The second major proposal of the minister is about the closing of nuclear power plants around 2025, whose number could reach 17. He moderated later his declaration but the damage has been done because he did not proposed alternative solutions. Who will produce power to replace them? Last winter experience shows that renewable are unable to do it because consumption peaks occur during that period when there is few sun and cold waves come when there is no wind. If the solution consists in building many gas-powered plants, it is difficult to see the interest: in that case, France would do the same than Germany and would increase its CO2 emissions, in contradiction with the principles of the Paris Agreement which, rightly, the minister has committed himself to respect. As a matter of fact, Nicolas Hulot doesn’t seem to have completely assessed the inconsistency of the energy transition law. It fixes a ceiling to nuclear plants production capacity. To put into service new power plants leads to the closure of others it is not interesting to modernize. And, anyway, plants which do not comply with safety conditions determined by the Nuclear Safety Authority, which is the unique institution which is competent on these matters, have to be closed. But the energy transition law fixes a 50% ratio for nuclear production share around 2025, which is in contradiction with the ceiling regarding capacities the same law has introduced. What would happen if, during a cold winter, the 50% ratio was reached and the other sources were unable to produce power? Would we have to cut electricity for the families who couldn’t get enough heat or to the enterprises which couldn’t anymore produce and would have to lay off their workers? Or would we encourage them to get generating units? This is absurd. And what about France power exports, which represent about 10 to 15% of the production, depending of the years? Do we have to renounce to them and denounce supply contracts with our neighbors? Nicolas Hulot would usefully go deeply into these issues and propose less radical interpretations of the law than these he outlined in his first public declarations.

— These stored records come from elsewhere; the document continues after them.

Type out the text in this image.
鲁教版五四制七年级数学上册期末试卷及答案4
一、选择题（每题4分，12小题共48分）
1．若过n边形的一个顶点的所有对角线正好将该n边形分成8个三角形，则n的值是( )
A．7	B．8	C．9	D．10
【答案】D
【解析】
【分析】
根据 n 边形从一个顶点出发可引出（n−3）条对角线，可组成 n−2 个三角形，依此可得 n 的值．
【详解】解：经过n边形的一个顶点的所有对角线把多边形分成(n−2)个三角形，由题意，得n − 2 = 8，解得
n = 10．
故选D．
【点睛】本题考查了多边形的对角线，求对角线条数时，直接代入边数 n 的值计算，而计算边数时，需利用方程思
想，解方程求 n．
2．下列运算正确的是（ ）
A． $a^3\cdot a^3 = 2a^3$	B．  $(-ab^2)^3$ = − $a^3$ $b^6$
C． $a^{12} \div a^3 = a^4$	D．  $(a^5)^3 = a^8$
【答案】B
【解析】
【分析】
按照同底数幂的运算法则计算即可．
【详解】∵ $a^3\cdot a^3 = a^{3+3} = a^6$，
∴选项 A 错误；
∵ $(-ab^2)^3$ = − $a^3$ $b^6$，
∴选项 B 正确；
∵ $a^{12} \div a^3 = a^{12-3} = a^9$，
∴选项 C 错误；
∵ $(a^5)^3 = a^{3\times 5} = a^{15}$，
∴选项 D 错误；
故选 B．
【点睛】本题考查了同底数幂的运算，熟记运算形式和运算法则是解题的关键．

Last inconsistency, there is no references about pollution generated by trucks. The coming back of the “Ecotaxe” is impossible to imagine, even if its abandon was an absurd decision both about environment and public finances. Let’s have a dream. Forty years ago, France, with its high-speed tracks, has known how to revolutionize rail travels. Like all the things which are successful, we like to criticize them. But it is not in attacking our successes that we will correct our failures. So what about putting into practice the same kind of revolution for commodities and goods transportation? This one has known a dramatic transformation with containers which are massively coming into our harbors. They are unloaded and stored automatically before being transferred to trucks. Then they travel across the country. Instead of that, it could be possible to put them on dedicated tracks especially built for that purpose on pylons, equipped with conveyor belts. Containers would be dispatched towards platforms where they would be distributed to trucks for their final deliveries. A pilot track could be built to test the project, for instance between Le Havre and the Paris area. As a coincidence, the former mayor of this important harbor is now the chief of the government. Its financing could be provided thanks to the abandon of the Seine-Nord waterway project whose main beneficiaries are Anvers and Rotterdam harbors. As another coincidence, the Prime minister did express his opposition to that project when it was proposed. So, Nicolas Hulot has many subjects to think about during his holidays. Let’s hope that, as his grandfather in Jacques Tati's movie, he knows how to take advantage of the period.